Ballmer has recently left Microsoft’s board of directors because of a busy schedule

Aug 21, 2014 11:44 GMT  ·  By

Steve Ballmer has recently purchased his very own NBA team and decided to retire from Microsoft’s board, but it appears that the company’s former CEO has pretty big plans for the next 12 months.

A report by Business Insider reveals that Steve Ballmer will soon become the teacher of an MBA class at Stanford’s Graduate School of Business, while also holding a class at USC’s Marshall School of Business in the spring.

Helen Chang, assistant director of communications at Stanford’s Business School, has confirmed that Ballmer is going to hold a class this fall with help from faculty member Susan Athey. Ballmer’s strategic management course will be called “STRAMGT588: Leading organizations,” she has confirmed, while also adding that negotiations with the former Microsoft CEO began last spring.

What’s interesting is that Ballmer had several universities to choose from, but the most important factor was his relationship with Stanford in general and Athey in particular, as he hired her as an economics consultant in 2007.

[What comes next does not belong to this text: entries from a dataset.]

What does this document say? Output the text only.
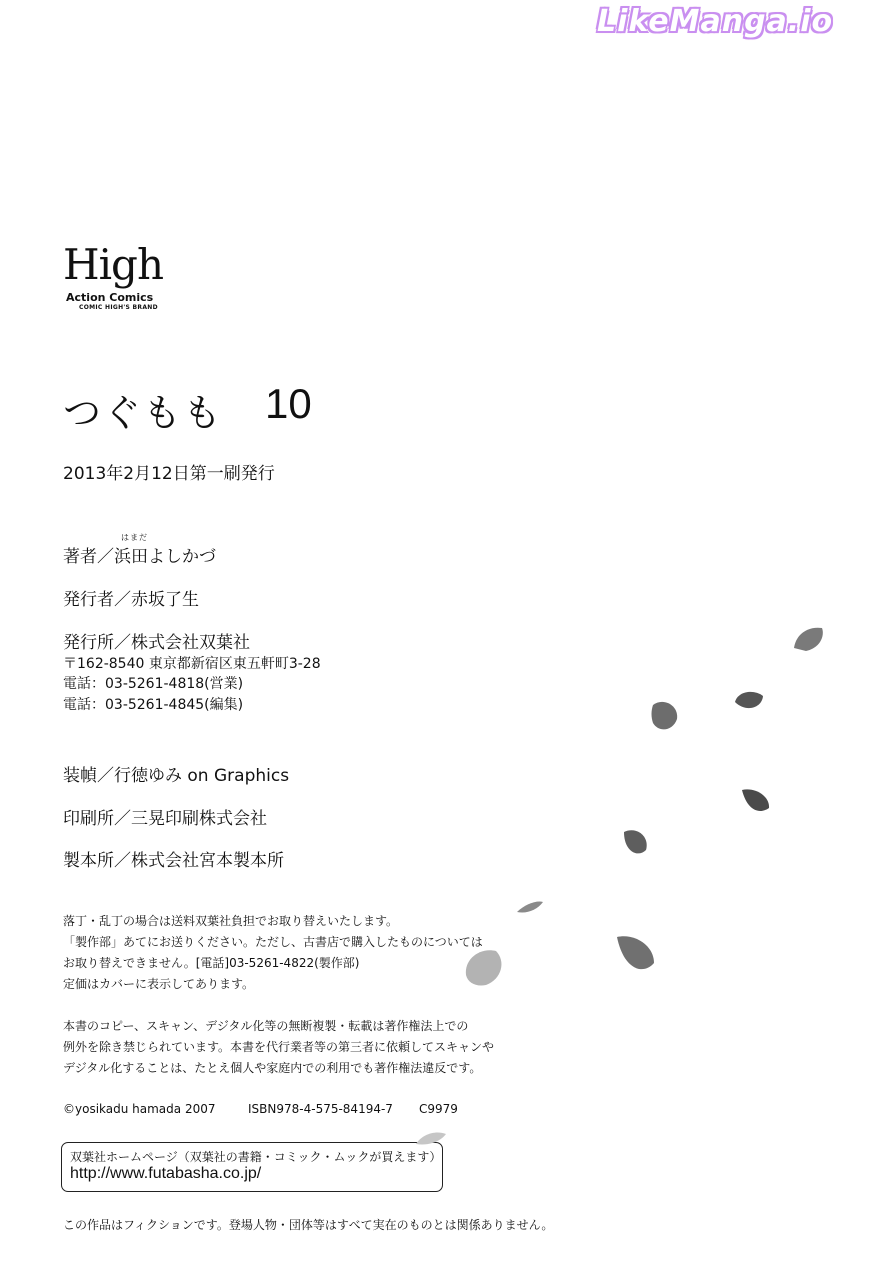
LikeManga.io
High
Action Comics
COMIC HIGH'S BRAND
つぐもも 10
2013年2月12日第一刷発行
はまだ
著者／浜田よしかづ
発行者／赤坂了生
発行所／株式会社双葉社
〒162-8540 東京都新宿区東五軒町3-28
電話：03-5261-4818(営業)
電話：03-5261-4845(編集)
装幀／行徳ゆみ on Graphics
印刷所／三晃印刷株式会社
製本所／株式会社宮本製本所
落丁・乱丁の場合は送料双葉社負担でお取り替えいたします。
「製作部」あてにお送りください。ただし、古書店で購入したものについては
お取り替えできません。[電話]03-5261-4822(製作部)
定価はカバーに表示してあります。
本書のコピー、スキャン、デジタル化等の無断複製・転載は著作権法上での
例外を除き禁じられています。本書を代行業者等の第三者に依頼してスキャンや
デジタル化することは、たとえ個人や家庭内での利用でも著作権法違反です。
©yosikadu hamada 2007	ISBN978-4-575-84194-7 C9979
双葉社ホームページ（双葉社の書籍・コミック・ムックが買えます）
http://www.futabasha.co.jp/
この作品はフィクションです。登場人物・団体等はすべて実在のものとは関係ありません。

Athey in her turn has also confirmed the class that she’ll be holding with Ballmer, pointing out that his experience as a CEO will help provide students with real-world examples.

"It's a course Steve and I are designing together. It's a new course, original content. We're looking at how you create value in organizations from a variety of different perspectives — different managerial functions and providing a theoretical conceptual framework and filling that in with real world examples and experiences. It's a course that looks at lots of different perspectives on a CEO's role on creating value in an organization,” she says.

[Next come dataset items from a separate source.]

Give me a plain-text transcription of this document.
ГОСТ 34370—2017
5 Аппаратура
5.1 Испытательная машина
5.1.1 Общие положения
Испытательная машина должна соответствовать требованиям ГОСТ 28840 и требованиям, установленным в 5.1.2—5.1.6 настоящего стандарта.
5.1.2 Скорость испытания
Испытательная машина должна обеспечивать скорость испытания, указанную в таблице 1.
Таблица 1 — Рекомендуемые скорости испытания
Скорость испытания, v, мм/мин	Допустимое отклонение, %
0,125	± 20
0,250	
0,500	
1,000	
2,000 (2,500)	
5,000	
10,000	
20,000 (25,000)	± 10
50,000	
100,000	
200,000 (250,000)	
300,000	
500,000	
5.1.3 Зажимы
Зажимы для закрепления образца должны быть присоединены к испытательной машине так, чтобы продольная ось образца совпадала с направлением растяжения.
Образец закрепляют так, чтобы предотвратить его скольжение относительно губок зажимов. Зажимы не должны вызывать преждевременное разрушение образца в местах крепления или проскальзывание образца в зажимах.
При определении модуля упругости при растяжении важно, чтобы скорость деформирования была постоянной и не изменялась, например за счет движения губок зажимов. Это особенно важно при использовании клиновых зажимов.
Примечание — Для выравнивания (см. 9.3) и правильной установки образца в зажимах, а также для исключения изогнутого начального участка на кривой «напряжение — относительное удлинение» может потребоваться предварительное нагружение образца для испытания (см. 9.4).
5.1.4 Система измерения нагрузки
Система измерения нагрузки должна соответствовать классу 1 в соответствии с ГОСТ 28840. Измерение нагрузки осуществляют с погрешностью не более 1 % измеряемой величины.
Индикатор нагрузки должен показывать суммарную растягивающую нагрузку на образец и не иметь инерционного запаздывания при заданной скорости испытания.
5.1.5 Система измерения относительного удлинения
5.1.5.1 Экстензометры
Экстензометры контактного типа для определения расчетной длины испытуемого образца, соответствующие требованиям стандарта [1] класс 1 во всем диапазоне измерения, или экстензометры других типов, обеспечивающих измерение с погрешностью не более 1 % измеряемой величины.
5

Ballmer, who stepped down as Microsoft’s CEO in February this year, decided to retire as board member earlier this week, citing a busy schedule for the next 12 months as the main reason behind this decision.

He however confirmed that he would remain the largest individual shareholder of the company for many years from now, but that the limited time he had due to university classes and NBA matches didn’t allow him to be very focused on Microsoft’s business.

“I had not spent any time really contemplating my post-Microsoft life until my last day with the company. In the six months since leaving, I have become very busy. I see a combination of the Clippers, civic contribution, teaching and study taking a lot of time,” Ballmer explained.

Ballmer however expressed his support for Satya Nadella’s mobile-first, cloud-first approach, pointing out that the existing leadership team at the company has what it takes to continue the growth in all markets, including mobile and cloud services.